“Dia Internacional da não violência contra a mulher” – 25-11-2020
«O Observatório das Mulheres Assassinadas (OMA) contabilizou 30 mulheres mortas entre 1 de janeiro e o dia 15 de novembro, 16 das quais em contexto de relações de intimidade, um valor abaixo das 21 registadas em 2019.» (Miguel A. Lopes / Lusa, 23-11-2020
A notícia só surpreende quem anda desatento, mas é a
vergonha de uma sociedade onde a violência masculina se perpetua como a herança
de séculos de escravidão da mulher, a resistir à civilização e ao respeito
pelos direitos humanos, sem que a redução do número de crimes permita acalentar
a sua erradicação a curto prazo.
Desde 2004, morreram 504 mulheres, em contexto de violência
doméstica, em Portugal.
A tradição religiosa e cultural pesa certamente na
perpetuação dos crimes cuja violência oculta a crueldade quotidiana sofrida em
silêncio, a humilhação de quem quer preservar os filhos e teme pior danos. Recorde-se
quem impedia o divórcio antes do 25 de Abril.
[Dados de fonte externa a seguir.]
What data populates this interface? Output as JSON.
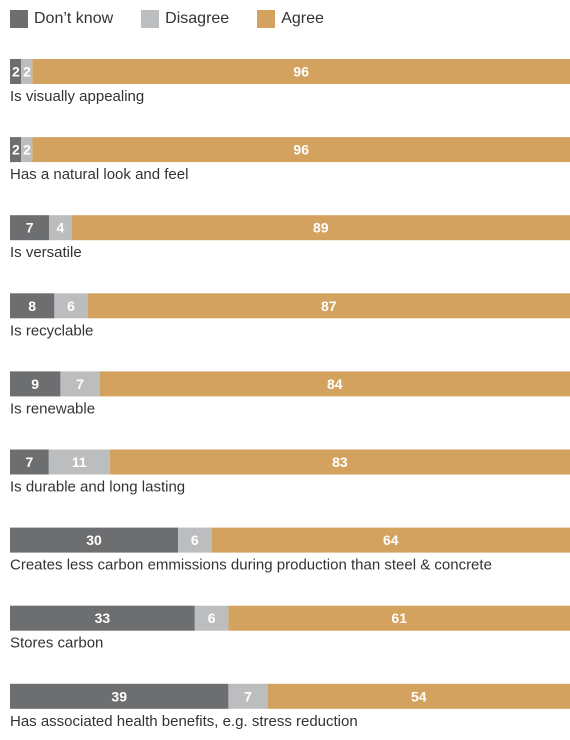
{
  "chart_data": {
    "type": "bar",
    "orientation": "horizontal",
    "stacked": true,
    "title": "",
    "xlabel": "",
    "ylabel": "",
    "xlim": [
      0,
      100
    ],
    "legend_position": "top-left",
    "grid": false,
    "categories": [
      "Is visually appealing",
      "Has a natural look and feel",
      "Is versatile",
      "Is recyclable",
      "Is renewable",
      "Is durable and long lasting",
      "Creates less carbon emmissions during production than steel & concrete",
      "Stores carbon",
      "Has associated health benefits, e.g. stress reduction"
    ],
    "series": [
      {
        "name": "Don’t know",
        "color": "#6d6e70",
        "values": [
          2,
          2,
          7,
          8,
          9,
          7,
          30,
          33,
          39
        ]
      },
      {
        "name": "Disagree",
        "color": "#bcbdbf",
        "values": [
          2,
          2,
          4,
          6,
          7,
          11,
          6,
          6,
          7
        ]
      },
      {
        "name": "Agree",
        "color": "#d4a25f",
        "values": [
          96,
          96,
          89,
          87,
          84,
          83,
          64,
          61,
          54
        ]
      }
    ]
  }
}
A agressão dentro do lar, física ou psíquica, é uma cobardia
de quem se julga impune e substitui a razão pela força e o amor pela violência.
Guardei do DN de 17-11-2014 informações que conhecia, e que
julgava de épocas mais recuadas, tal a vergonha que senti e o sobressalto
cívico que me atingiu:
«1969 – As mulheres casadas deixaram de precisar de
autorização do marido para tirarem passaporte;
1974 – Foi decretado o acesso das mulheres a todos os cargos
da carreira administrativa local, à carreira diplomática e à magistratura,
ainda com interdição de acesso às Forças Armadas que só terminaria em 1990;
1975 – Fim de crimes de honra legais, com a anulação do
art.º 372.º do Código Penal, que apenas previa pena de desterro para o marido
que matasse a mulher em flagrante de adultério ou filhas menores de 21 anos,
vivendo «debaixo do pátrio poder», que fossem «corrompidas»;
1976 – O Art.º 13.º proíbe tratamento discriminatório em
função de sexo, com alteração dos artigos do Código Penal, o que permitia ao
marido ler a correspondência da mulher e o que atenuava a pena se a
prostituísse.»
A afronta, a humilhação e crueldade do ordenamento jurídico
eram a marca da ditadura clerical-fascista, o reflexo do apreço pelas mulheres,
mães, irmãs e filhas, num país que era o cárcere dos portugueses e a sala de
tortura das mulheres.
A violência doméstica é o legado de quem agredia, violava e flagelava
as mulheres, dos cavernícolas que impuseram um regime iníquo, onde a
discriminação das mulheres e os preconceitos misóginos se perpetuaram. Até na
lei.
Urge pôr cobro à discriminação salarial, ao acesso ao
emprego e aos preconceitos contra a mulher. Deram-se passos enormes em
democracia, mas ainda insuficientes.
Hoje, ‘Dia Internacional da não violência contra a mulher’,
deixo este grito de revolta e a esperança da rápida e efetiva igualdade que o
respeito dos Direitos Humanos exige.